How to avoid arithmetic mistakes?
There are certain quick methods called sanity checks which will catch most (but not all) arithmetic errors. One common one is to replace each number with the sum of its digits, which is the "casting out nines" method mentioned in Robert Israel's answer. To check a computation, say $567\times 894=506,898$, we replace $567$ with $5+6+7=18$ and $894$ with $8+9+4=21$, and then replace each of these with the sum of their digits to get $9$ and $3$ (in general we keep doing this until we get down to $1$ digit), while on the other side we get $5+0+6+8+9+8=36$ and then $3+6=9$. We then check that $9\times 3=9$ after casting out nines on both sides, and so our answer is probably right (though not necessarily). This method is called "casting out nines" because it ensures that whatever answer you are checking differs from the actual answer by a multiple of nine (hopefully $0\times 9$).
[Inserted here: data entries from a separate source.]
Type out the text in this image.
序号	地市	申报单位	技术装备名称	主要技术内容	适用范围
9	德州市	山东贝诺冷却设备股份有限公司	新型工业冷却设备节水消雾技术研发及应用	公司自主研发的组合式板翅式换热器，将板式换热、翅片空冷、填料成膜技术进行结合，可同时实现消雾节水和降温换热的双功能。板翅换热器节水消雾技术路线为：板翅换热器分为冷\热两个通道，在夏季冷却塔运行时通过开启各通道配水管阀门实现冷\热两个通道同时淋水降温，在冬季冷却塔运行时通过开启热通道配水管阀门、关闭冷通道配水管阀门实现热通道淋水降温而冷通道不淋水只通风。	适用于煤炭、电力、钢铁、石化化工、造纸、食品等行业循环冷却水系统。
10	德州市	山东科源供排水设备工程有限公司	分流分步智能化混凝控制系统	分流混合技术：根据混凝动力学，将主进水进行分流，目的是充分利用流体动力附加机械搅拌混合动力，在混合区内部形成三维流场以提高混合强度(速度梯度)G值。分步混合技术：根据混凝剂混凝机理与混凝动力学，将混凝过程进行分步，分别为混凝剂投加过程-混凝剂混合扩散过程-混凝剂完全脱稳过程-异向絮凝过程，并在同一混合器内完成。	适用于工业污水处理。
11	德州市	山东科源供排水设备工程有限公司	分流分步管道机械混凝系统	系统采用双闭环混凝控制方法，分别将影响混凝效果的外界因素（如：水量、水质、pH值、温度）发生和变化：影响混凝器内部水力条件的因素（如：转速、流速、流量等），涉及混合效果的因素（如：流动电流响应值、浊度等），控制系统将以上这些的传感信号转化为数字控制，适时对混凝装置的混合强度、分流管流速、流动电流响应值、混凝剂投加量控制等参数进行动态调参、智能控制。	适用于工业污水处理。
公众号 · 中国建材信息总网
However, this method has a serious drawback: if the answer you are checking is correct except for having the digits switched around (a relatively common error) the method will not catch the error. A remedy for this is to use "casting out elevens" where you take the alternating sums of the digits instead of the sums, such that the last digit is always added rather than subtracted. In our previous example, this becomes $5-6+7=6$, $8-9+4=3$ and $5+0-6+8-9+8=-4$. Here we have to be a little careful: we want to take the equation $6\times 3-(-4)=0$, cast out elevens (take the alternating sum) and verify that the the resulting equation holds, which in this case it does. We move everything to one side so that we don't have to work with numbers of different signs ($6\times 3=-4$ is true $\bmod 11$, which is what matters, but it is not obvious how to cast out elevens to show this). This ensures that whatever answer you are checking differs from the actual answer by a multiple of eleven (hopefully $0\times 11$), hence the name.
Edit: These methods can both be made rigrous with modular arithmetic. The first simple checks that an equation holds $\bmod 9$, and adding the digits comes from the fact that $$\begin{eqnarray} d_n\cdots d_1d_0 &=& \sum\limits_{i=1}^n 10^id_i\\ &\equiv& \sum\limits_{i=1}^n 1^id_i (\bmod 9)\\ &=&\sum\limits_{i=1}^n d_i \end{eqnarray}$$ while the second checks that an equation holds $\bmod 11$, and the alternating sum of the digits comes from the fact that $$\begin{eqnarray} d_n\cdots d_1d_0 &=& \sum\limits_{i=1}^n 10^id_i\\ &\equiv& \sum\limits_{i=1}^n (-1)^id_i (\bmod 11) \end{eqnarray}$$
Credit where credit is due: I believe I read about this years ago in a question to Dr. Math from an elementary school teacher who had been teaching the method and wanted to know how it worked.
In my experience, the best way to avoid computational errors is to avoid computation. Develop general algorithms for whatever quantity that you are looking for and then proceed to "plug and chug" as the last step. Mathematics requires precision, however, and you often cannot avoid having to comb over your work tediously.
I have found the best way to avoid these types of computational mistakes is:
To have extremely neat and clear handwriting.
To effectively use the space on the page to organize the work in a logical manner.
Use a pencil. Never cross things out, but erase them instead.
Always take the time to think things through slowly and carefully.
Keep your desk very neat and well organized.
I believe that if you write things down in a clear way, then you will think in a clear way; and if you write in a sloppy way, you will think in a sloppy way.